Wednesday, September 28, 2011
Carnation Plaza Gardens: A Fond Look Back
With the imminent destruction of the Plaza Gardens looming, I thought it was time to do a tribute to this very special spot at Disneyland. The original bandstand that was located in this area was moved over to Adventureland to become part of Magnolia Park, leaving an opening at the end of Main Street for a place that guests could listen to live music. Thus, the Carnation Plaza Gardens.
Although it opened on August 18, 1956, the earliest photo in my collection is this first image dated May 1959, followed by a July 1963 view.
When it was recently announced at the D23 Expo that the Gardens were going bye-bye and being replaced by a Fantasy Faire Princess Meet-And-Greet, a minor rumbling ensued. What caused the ruckus over a parcel of land that rarely sees much guest traffic on a typical day?
I can't speak for everyone else, but for me, that's exactly why I loved it. It's one of the few remaining "undeveloped" parts of Disneyland where you can take a load off your feet and not be surrounded by a swarm of slobs running over your feet with strollers and swinging ten-ton souvenir bags loaded with plush.
The main outcry has been over the historic nature of the bandstand. Many legends of the music world have entertained guests here, including The Osmonds (before Marie had gotten her first Paper Roses):
and the list goes on: Artie Shaw, Benny Goodman, Harry James, Tex Benecke, and Cab Calloway. Besides the gifted professionals that played here, High School Bands, Choirs, Orchestras, and Dance Groups also entertained guests from the Plaza Gardens. I know because my High School Band played here back in 1980.

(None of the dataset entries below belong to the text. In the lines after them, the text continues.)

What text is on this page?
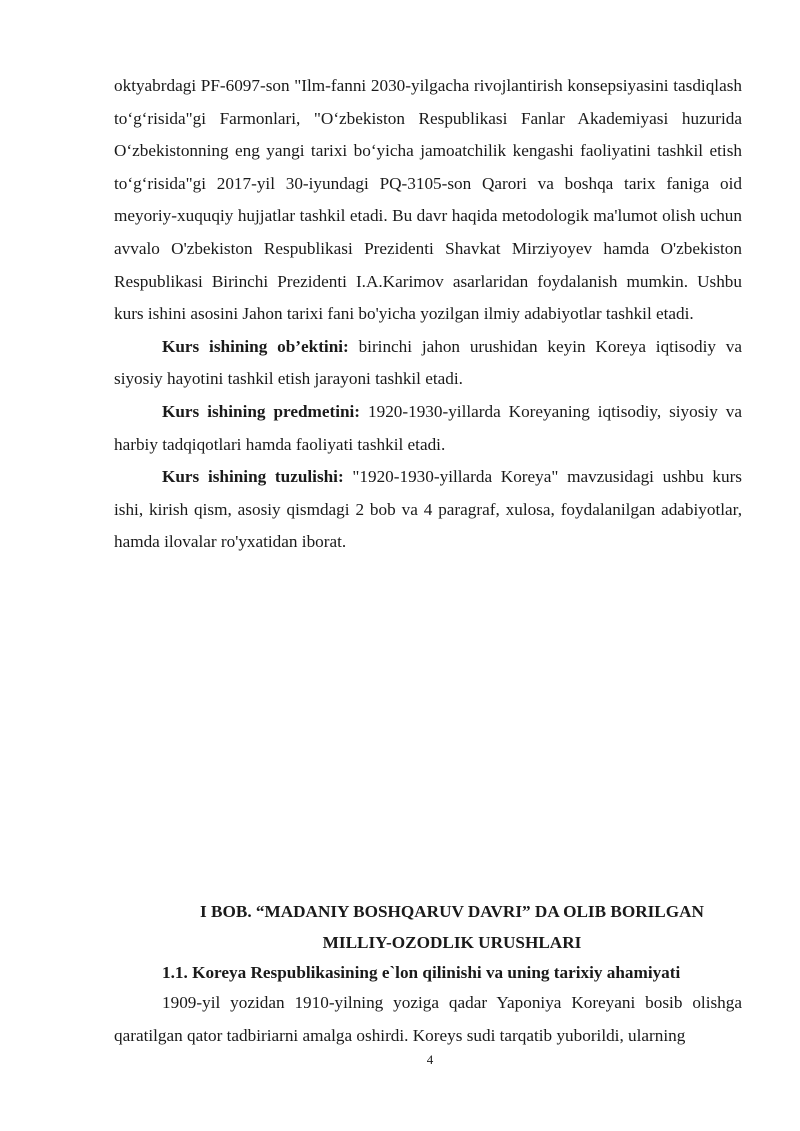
oktyabrdagi PF-6097-son "Ilm-fanni 2030-yilgacha rivojlantirish konsepsiyasini tasdiqlash to‘g‘risida"gi Farmonlari, "O‘zbekiston Respublikasi Fanlar Akademiyasi huzurida O‘zbekistonning eng yangi tarixi bo‘yicha jamoatchilik kengashi faoliyatini tashkil etish to‘g‘risida"gi 2017-yil 30-iyundagi PQ-3105-son Qarori va boshqa tarix faniga oid meyoriy-xuquqiy hujjatlar tashkil etadi. Bu davr haqida metodologik ma'lumot olish uchun avvalo O'zbekiston Respublikasi Prezidenti Shavkat Mirziyoyev hamda O'zbekiston Respublikasi Birinchi Prezidenti I.A.Karimov asarlaridan foydalanish mumkin. Ushbu kurs ishini asosini Jahon tarixi fani bo'yicha yozilgan ilmiy adabiyotlar tashkil etadi.

Kurs ishining ob’ektini: birinchi jahon urushidan keyin Koreya iqtisodiy va siyosiy hayotini tashkil etish jarayoni tashkil etadi.

Kurs ishining predmetini: 1920-1930-yillarda Koreyaning iqtisodiy, siyosiy va harbiy tadqiqotlari hamda faoliyati tashkil etadi.

Kurs ishining tuzulishi: "1920-1930-yillarda Koreya" mavzusidagi ushbu kurs ishi, kirish qism, asosiy qismdagi 2 bob va 4 paragraf, xulosa, foydalanilgan adabiyotlar, hamda ilovalar ro'yxatidan iborat.

I BOB. “MADANIY BOSHQARUV DAVRI” DA OLIB BORILGAN
MILLIY-OZODLIK URUSHLARI
1.1. Koreya Respublikasining e`lon qilinishi va uning tarixiy ahamiyati

1909-yil yozidan 1910-yilning yoziga qadar Yaponiya Koreyani bosib olishga qaratilgan qator tadbiriarni amalga oshirdi. Koreys sudi tarqatib yuborildi, ularning

4
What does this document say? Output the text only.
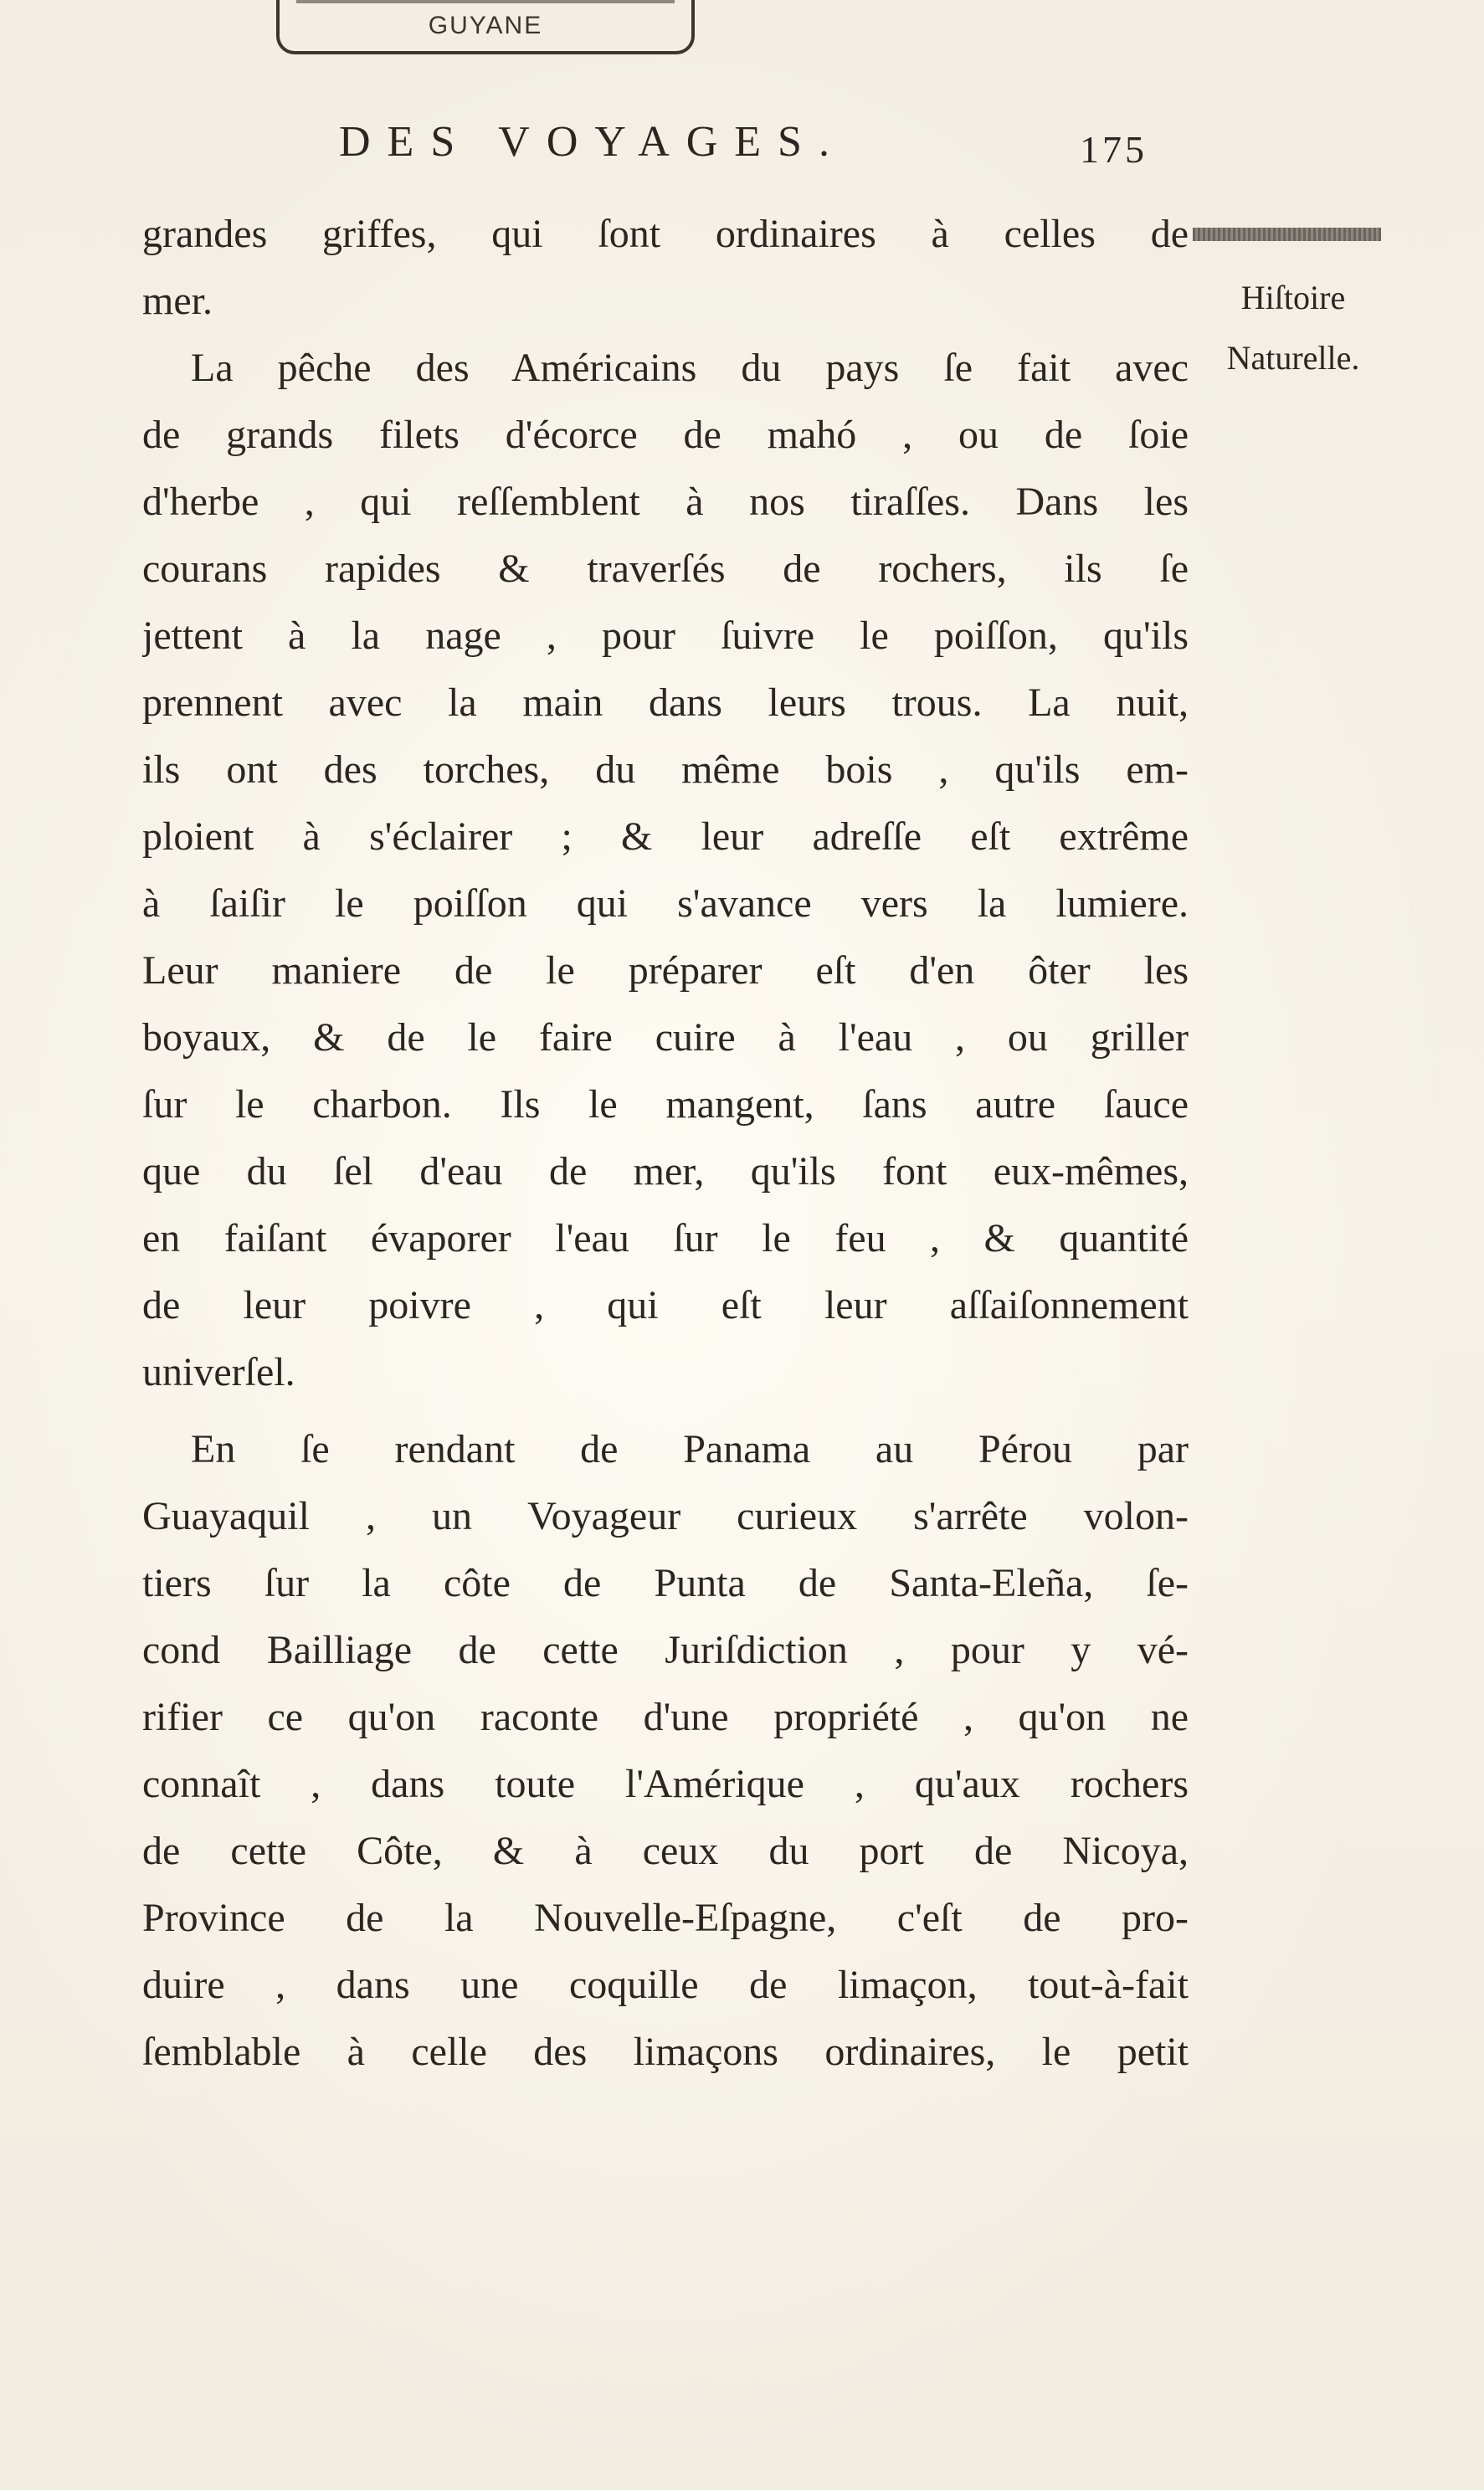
GUYANE
DES VOYAGES.	175
Hiſtoire
Naturelle.
grandes griffes, qui ſont ordinaires à celles de
mer.
La pêche des Américains du pays ſe fait avec
de grands filets d'écorce de mahó , ou de ſoie
d'herbe , qui reſſemblent à nos tiraſſes. Dans les
courans rapides & traverſés de rochers, ils ſe
jettent à la nage , pour ſuivre le poiſſon, qu'ils
prennent avec la main dans leurs trous. La nuit,
ils ont des torches, du même bois , qu'ils em-
ploient à s'éclairer ; & leur adreſſe eſt extrême
à ſaiſir le poiſſon qui s'avance vers la lumiere.
Leur maniere de le préparer eſt d'en ôter les
boyaux, & de le faire cuire à l'eau , ou griller
ſur le charbon. Ils le mangent, ſans autre ſauce
que du ſel d'eau de mer, qu'ils font eux-mêmes,
en faiſant évaporer l'eau ſur le feu , & quantité
de leur poivre , qui eſt leur aſſaiſonnement
univerſel.
En ſe rendant de Panama au Pérou par
Guayaquil , un Voyageur curieux s'arrête volon-
tiers ſur la côte de Punta de Santa-Eleña, ſe-
cond Bailliage de cette Juriſdiction , pour y vé-
rifier ce qu'on raconte d'une propriété , qu'on ne
connaît , dans toute l'Amérique , qu'aux rochers
de cette Côte, & à ceux du port de Nicoya,
Province de la Nouvelle-Eſpagne, c'eſt de pro-
duire , dans une coquille de limaçon, tout-à-fait
ſemblable à celle des limaçons ordinaires, le petit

As you can see by the sign here, Vesey Walker & The Disneyland Band made this their home as well:
Guests were also able to get food and beverage from a walk-up counter located at the back of the wall here. Eventually, it was replaced by the Frontierland-themed pass-through and restroom area. Guests who were hungry would have to settle for the cart that sold turkey legs on Central Plaza after that change.
Another reason I feel the new Fantasy Faire is a blunder is because it's another blurring of the lines between lands. Each land has a special entrance, giving guests a sense of wonder as they pass underneath the arches or through the gate or over the drawbridge as they step into the magic.
The Tomorrowland remodel blunder of the past which stuck the Astro Orbiter smack-dab in the entrance only served to make Disneyland look more cramped. It broke any illusion guests were previously given about scale and chipped away at their sense of wonder. Sure, Walt stuck the House of the Future outside of the Tomorrowland gate originally, but he had it removed when the 1967 New Tomorrowland project was begun.
For what it is, Pixie Hollow was done very well, but it's still a meet-and-greet with a blatant push at the end for guests to buy merchandise. Tacky tacky. At least the Snow White Wishing Well is peaceful and gives guests a teaser of what lies beyond the Castle without any gimmicks or crass commercialism.
The folks at Disney have promised that the beloved Swing Dancing at Night will continue, but holding it in a Fantasyland Village inhabited by the Disney Princesses just doesn't have the same vibe. I view this as a half-hearted appeasement to keep the loyal few quiet. I realize that the majority of guests at Disneyland probably don't care about the history of the Plaza Gardens or its peaceful nature; they are probably excited about seeing something new, regardless of any of the reasons I've stated here. I also understand that it's a matter of dollars and cents; why not put something here that can generate revenue instead of just being dormant so much of the day?
If you have to ask, then you just don't get it. In the meantime, I'll be hunting down a new spot that the typical park patron avoids in their rush to buy another churro. Auf wiedersehen, Plaza Gardens. One day you're in...and then 55 years later, you're out. I will miss you.